What I Learned Making an Adventure
I finished my first adventure "A Little Bit of Thievery". You can download it here. It's free. Publishing this was a personal goal for myself and here is what I learned while putting it together:
- It takes a village. I have friends who volunteered their time to help me get it right. Sure, they get a profit percentage, but we are talking about $15s of dollars right now, so it's a volunteer gig. I had an editor, another editor and graphic designer, and an artist all pitch in. Without them this adventure would be eight pages of boring, unintelligible text.
If you are going to publish an adventure, don't go alone. Pitch it to your friends, players, and other DMs. See who will help you. - Edit. Edit. Edit. Before this, I had only written TPS reports, blog posts, and college papers. Writing an adventure to sell is totally different. It took me 8 hours to slam out the rough draft. It took another 4-6 hours of edits before handing it to the editors.

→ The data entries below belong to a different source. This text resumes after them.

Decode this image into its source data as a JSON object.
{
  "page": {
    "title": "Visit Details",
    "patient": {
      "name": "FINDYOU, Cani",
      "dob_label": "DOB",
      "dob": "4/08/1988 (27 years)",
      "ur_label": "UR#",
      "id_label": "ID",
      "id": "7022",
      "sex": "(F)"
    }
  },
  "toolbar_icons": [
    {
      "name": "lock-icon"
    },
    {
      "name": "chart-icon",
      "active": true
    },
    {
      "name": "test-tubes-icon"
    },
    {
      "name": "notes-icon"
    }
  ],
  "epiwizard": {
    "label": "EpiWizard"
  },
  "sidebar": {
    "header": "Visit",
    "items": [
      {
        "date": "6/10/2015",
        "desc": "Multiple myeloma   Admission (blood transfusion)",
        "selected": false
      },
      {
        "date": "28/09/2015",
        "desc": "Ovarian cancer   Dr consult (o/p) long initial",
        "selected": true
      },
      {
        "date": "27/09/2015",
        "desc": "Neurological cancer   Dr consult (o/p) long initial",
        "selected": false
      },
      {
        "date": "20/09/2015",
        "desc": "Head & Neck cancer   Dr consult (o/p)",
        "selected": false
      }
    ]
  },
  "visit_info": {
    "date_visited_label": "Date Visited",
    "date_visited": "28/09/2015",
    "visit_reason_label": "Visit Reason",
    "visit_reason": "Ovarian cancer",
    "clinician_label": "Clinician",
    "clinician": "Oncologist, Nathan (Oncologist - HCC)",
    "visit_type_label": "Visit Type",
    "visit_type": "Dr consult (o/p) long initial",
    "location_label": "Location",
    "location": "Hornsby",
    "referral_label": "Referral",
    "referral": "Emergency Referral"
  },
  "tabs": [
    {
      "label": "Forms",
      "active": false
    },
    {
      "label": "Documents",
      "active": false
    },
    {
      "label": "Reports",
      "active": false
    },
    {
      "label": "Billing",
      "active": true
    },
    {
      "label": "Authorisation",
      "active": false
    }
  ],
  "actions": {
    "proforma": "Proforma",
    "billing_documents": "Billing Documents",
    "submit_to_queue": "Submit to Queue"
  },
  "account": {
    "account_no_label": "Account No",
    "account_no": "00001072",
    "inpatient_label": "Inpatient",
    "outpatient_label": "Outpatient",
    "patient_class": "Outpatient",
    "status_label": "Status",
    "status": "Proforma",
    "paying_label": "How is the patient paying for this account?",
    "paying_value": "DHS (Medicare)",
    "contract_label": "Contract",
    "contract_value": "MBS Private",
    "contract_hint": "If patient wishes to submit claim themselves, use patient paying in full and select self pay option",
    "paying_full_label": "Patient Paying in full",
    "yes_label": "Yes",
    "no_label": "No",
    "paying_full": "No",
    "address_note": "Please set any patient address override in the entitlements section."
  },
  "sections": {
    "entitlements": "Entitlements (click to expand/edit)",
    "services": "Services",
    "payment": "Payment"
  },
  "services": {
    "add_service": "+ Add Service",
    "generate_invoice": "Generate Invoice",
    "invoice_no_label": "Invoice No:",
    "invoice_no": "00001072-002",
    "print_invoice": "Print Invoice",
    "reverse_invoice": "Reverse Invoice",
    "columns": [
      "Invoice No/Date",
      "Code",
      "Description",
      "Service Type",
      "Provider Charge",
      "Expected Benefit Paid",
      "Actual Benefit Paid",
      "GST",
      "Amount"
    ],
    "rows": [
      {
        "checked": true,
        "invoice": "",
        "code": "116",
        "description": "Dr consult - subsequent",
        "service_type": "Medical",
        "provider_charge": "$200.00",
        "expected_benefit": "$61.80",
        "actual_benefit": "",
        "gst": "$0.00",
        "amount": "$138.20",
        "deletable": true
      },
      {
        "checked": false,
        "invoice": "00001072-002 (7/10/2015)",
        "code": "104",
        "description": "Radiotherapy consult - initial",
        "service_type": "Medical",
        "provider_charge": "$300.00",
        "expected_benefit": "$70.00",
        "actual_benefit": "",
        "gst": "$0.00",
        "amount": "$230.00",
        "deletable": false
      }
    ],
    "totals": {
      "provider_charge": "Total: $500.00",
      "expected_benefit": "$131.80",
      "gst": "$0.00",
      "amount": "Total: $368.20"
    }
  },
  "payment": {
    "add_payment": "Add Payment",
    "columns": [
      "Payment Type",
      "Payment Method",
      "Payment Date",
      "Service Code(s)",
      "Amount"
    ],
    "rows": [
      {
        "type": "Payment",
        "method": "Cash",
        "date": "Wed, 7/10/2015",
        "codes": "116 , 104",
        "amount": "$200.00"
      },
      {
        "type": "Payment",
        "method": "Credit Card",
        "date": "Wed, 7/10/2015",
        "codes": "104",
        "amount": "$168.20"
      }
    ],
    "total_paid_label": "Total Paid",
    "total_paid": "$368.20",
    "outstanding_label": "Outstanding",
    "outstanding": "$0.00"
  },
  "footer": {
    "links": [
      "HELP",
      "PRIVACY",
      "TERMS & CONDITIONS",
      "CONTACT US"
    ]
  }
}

It took another 4 or 5 rounds of edits. There were occasional looks from editors that said "you went to college, right?"
Just remember that each edit made makes the adventure better. - You will learn a new set of skills. I was constantly be beset by problems and questions. How do I format a picture in Word so it fits with DriveThruRPG's standards? How do I use their clunky interface? How should I format all of this? Should I have a price, or should it be pay what you want?
There is no perfect guide, and there are infinite options. You are going to have to research and choose (among other things) publishing software, a format style, and an online site. For me, I formatted the adventure in Microsoft Word and used DriveThruRPG for sales. - Edit. Edit. Edit. The internet will find errors. Fix them. Thank the people that found them. Review it again. Find more errors. Fix those too.
- Be Humble. People fear criticism. You shouldn't. Yeah, the internet is a scary mean place sometimes, but there are people out there that want to help. Dive in and see what people think. Remember, criticism is the only surefire way that you get better. It helps you figure out what works, and what doesn't. If you are just starting out, you are going to make mistakes. Take it in stride.
That doesn't mean you have to accept all suggestions, but each should be considered. If warranted, changes should be made. I probably agreed with 80 to 90% of edits suggested. - Pass it on. I put my adventure as "pay what you want". As it turns out, people are willing to pay for your content even if it's free. You should pay it forward. Find self-published content you like and toss them a few coins.